Это-то мои ученики знают; вернее, подозревают, чувствуют, и я убежден, что они рады бы изменить положение, как рады бы уйти от своего класса, ускользнуть от многовекового ярма. Но им известны также и трудности, которые необходимо преодолеть; трудности обучения языку, никогда не бывшему для них «родным». И они даже преувеличивают эти трудности: вот в чем истинная трудность! Хорошо бы одержать победу, слишком хорошо! В последнюю минуту они отказываются поверить, что такая возможность существует, как отказались в тот раз говорить со мной. Мои ученики сами видят в себе «работников физического труда»; они забиваются в свое словесное и социальное гетто; и даже каются, не щадя себя, в вине, которая вовсе не их вина, когда я, явившись с письменными работами под мышкой и плохими отметками в журнале, предлагаю им найти объяснение сделанных ими ошибок по учебнику грамматики. Но я знаю, что они к грамматике даже не прикоснутся. На что им грамматика? Грамматика — это для других, для отпрысков хороших семей!
Грамматика — для людей вроде меня, преподавателей; для меня, чья роль, чья единственная роль только в том, возможно, и состоит, чтобы подчеркнуть дистанцию между моими учениками, обреченными в нашем обществе на то, чтобы остаться «отстающими», и тем миром, который представляю я, — словом, чтобы внушить им социальное смирение.
Я не сразу понял это — вот в чем моя главная ошибка.
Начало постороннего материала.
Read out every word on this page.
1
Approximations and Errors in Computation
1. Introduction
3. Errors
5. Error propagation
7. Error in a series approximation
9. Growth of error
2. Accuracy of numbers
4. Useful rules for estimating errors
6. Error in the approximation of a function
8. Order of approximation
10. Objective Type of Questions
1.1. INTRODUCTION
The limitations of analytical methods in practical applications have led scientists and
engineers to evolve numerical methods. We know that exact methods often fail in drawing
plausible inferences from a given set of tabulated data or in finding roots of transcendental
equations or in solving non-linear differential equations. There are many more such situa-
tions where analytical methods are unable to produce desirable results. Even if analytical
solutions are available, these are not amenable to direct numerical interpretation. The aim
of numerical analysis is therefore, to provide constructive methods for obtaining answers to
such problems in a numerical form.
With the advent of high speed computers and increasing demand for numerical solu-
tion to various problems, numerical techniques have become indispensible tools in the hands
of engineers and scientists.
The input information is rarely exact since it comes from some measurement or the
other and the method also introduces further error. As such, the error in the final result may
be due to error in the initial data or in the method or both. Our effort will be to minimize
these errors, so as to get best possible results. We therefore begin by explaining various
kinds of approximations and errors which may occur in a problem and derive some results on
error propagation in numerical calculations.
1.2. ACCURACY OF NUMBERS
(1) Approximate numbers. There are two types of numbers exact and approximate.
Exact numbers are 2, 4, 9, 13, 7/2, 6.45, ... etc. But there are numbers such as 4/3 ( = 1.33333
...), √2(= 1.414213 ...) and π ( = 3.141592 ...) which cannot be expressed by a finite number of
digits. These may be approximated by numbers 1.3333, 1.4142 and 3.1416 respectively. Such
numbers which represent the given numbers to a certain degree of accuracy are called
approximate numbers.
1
Я чуть не оттолкнул от себя навсегда этих бесправных детей, упорствуя на протяжении многих недель со своими философскими речами, такими гладкими, отшлифованными, разыгрывая перед ними спектакль буржуазной «мистерии» с высоты своей кафедры, отстоящей далеко-далеко от немотствующего стада молодых пролетариев, которым было отведено место внизу, на паперти.
Эта дистанция, при всей ее «нематериальности», выражалась в самой топографии класса: передо мной было три ряда пустых столов, меж тем как моя паства теснилась в глубине комнаты и проявляла свое растущее безразличие в непрерывном перешептывании на мирские темы, которого мне никак не удавалось прекратить. Я пытался привлечь внимание прихожан и добиться тишины, но мне выделяли лишь двух-трех самых отъявленных сонь: да и эти последние сменялись в порядке очереди, от недели к неделе, не оставляя ни малейших иллюзий относительно увлеченности моих подопечных.
От моего монолога, посягавшего на великие цели, мог быть толк лишь в особой ситуации, я хочу сказать в особой общественной ситуации; вне ее, здесь, он выглядел просто-напросто нелепым. Вот я и стал учиться у своих воспитанников, решив, что только у них самих и могу почерпнуть то, что должен им сказать. Мы стали просто болтать; на этих условиях они согласились со мной разговаривать.
И это далось не сразу. Я все еще был для них чужаком, хозяином. Чтобы обратиться ко мне, они собирались вдвоем, втроем. Возникало что-то вроде совета; они готовились. Потом один «делегат» набирался решимости поднять руку. Я произносил вопросительное «да?» в сторону всей группы, стараясь не адресовать его никому в отдельности. Ко мне обращались. «Хотелось бы знать… Хотелось бы спросить…» — говорили мне.